The upshot of this new scheme is a feature called CloudDesktop, which effectively extends identities for multiple popular cloud apps onto a control panel that can be accessed from iPads. Here, the desktop provides the single sign-on system. But as Ping’s director of product management, Sateesh Narahari, tells us, it’s up to the administrator to enable each user’s paths to enterprise apps, putting IT back in control.

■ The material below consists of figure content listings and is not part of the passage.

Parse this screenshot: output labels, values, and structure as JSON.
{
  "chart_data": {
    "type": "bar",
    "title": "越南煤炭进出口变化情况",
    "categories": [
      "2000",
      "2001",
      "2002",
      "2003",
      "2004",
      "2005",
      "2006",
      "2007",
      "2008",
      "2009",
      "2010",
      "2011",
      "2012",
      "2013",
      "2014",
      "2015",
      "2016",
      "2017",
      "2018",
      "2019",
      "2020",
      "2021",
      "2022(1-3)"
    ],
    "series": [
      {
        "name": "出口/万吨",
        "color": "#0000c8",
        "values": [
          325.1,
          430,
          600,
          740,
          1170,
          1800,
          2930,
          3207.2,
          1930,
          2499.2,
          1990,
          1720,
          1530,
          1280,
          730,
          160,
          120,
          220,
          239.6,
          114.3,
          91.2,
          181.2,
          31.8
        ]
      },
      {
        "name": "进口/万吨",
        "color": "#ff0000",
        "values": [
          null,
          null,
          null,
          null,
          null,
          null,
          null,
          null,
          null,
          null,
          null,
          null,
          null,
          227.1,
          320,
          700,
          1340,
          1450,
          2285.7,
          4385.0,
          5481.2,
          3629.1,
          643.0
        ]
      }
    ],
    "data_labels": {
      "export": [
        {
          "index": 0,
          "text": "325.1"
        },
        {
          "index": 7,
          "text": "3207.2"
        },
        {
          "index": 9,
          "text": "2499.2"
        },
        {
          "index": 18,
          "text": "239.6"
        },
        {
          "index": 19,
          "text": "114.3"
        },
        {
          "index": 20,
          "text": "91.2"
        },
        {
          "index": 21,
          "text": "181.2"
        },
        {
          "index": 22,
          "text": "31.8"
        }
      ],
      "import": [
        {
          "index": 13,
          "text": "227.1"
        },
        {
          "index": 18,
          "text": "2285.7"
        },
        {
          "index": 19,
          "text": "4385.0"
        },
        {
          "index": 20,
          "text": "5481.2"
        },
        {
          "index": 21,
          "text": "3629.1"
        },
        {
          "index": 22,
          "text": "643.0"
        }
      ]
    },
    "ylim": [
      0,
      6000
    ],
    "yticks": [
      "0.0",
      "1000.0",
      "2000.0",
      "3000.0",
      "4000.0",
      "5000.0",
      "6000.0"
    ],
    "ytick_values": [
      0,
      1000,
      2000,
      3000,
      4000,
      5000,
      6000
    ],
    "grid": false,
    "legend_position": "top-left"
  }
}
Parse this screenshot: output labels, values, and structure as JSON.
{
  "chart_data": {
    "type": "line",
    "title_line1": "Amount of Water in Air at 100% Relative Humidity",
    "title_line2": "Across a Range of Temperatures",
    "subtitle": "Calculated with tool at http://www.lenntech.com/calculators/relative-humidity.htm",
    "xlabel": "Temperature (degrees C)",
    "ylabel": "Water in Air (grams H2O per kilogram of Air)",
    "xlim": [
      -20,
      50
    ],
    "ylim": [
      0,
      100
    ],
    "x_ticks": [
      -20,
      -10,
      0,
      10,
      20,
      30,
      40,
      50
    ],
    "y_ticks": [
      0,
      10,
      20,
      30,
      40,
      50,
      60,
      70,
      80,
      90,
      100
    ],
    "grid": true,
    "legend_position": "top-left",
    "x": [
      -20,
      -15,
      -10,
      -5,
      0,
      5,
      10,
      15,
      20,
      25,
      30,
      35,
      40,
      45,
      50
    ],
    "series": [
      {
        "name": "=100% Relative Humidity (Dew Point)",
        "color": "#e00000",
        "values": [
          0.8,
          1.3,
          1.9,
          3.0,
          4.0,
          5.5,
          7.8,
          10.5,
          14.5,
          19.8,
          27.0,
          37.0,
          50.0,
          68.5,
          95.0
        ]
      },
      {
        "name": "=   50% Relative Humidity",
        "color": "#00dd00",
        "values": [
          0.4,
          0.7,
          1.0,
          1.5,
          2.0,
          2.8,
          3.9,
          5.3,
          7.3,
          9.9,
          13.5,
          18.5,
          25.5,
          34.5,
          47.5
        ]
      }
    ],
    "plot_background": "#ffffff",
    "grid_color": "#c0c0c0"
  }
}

“The way PingOne solves the problem of one-to-one connections is through multiplexing by using SAML,” says Narahari. “The task of multiplexing and managing connections is something that the administrator does.” When the admin does set up connections to 100 different SaaS vendors, each one requests a different set of attributes. The admin can use the PingOne console, he explains, to define each attribute set. The end result is “an easily consumable cloud desktop that’s built for the cloud generation,” that the admin can designate for specific employees. “End users do not need to know that those connections are multiplexed connections.”

“With PingOne,” remarks Buckley, “we said, ‘How is it that we can drive towards a sort of Fisher-Price simplicity?’ In IT, everybody attempts that… But with our 49 beta customers, it seems that we’ve dramatically driven down the time to implement and the sophistication required to grok what is going on and then implement it for the company. You can stick with standards, stick with best practices, and leverage technology to make things simpler, versus putting time into developing a password vaulting solution – which we’ve always been tempted to do, because sometimes things are hard. And then we found a way to have… better security, better convenience, without so much of the hassle for that mid-market company.”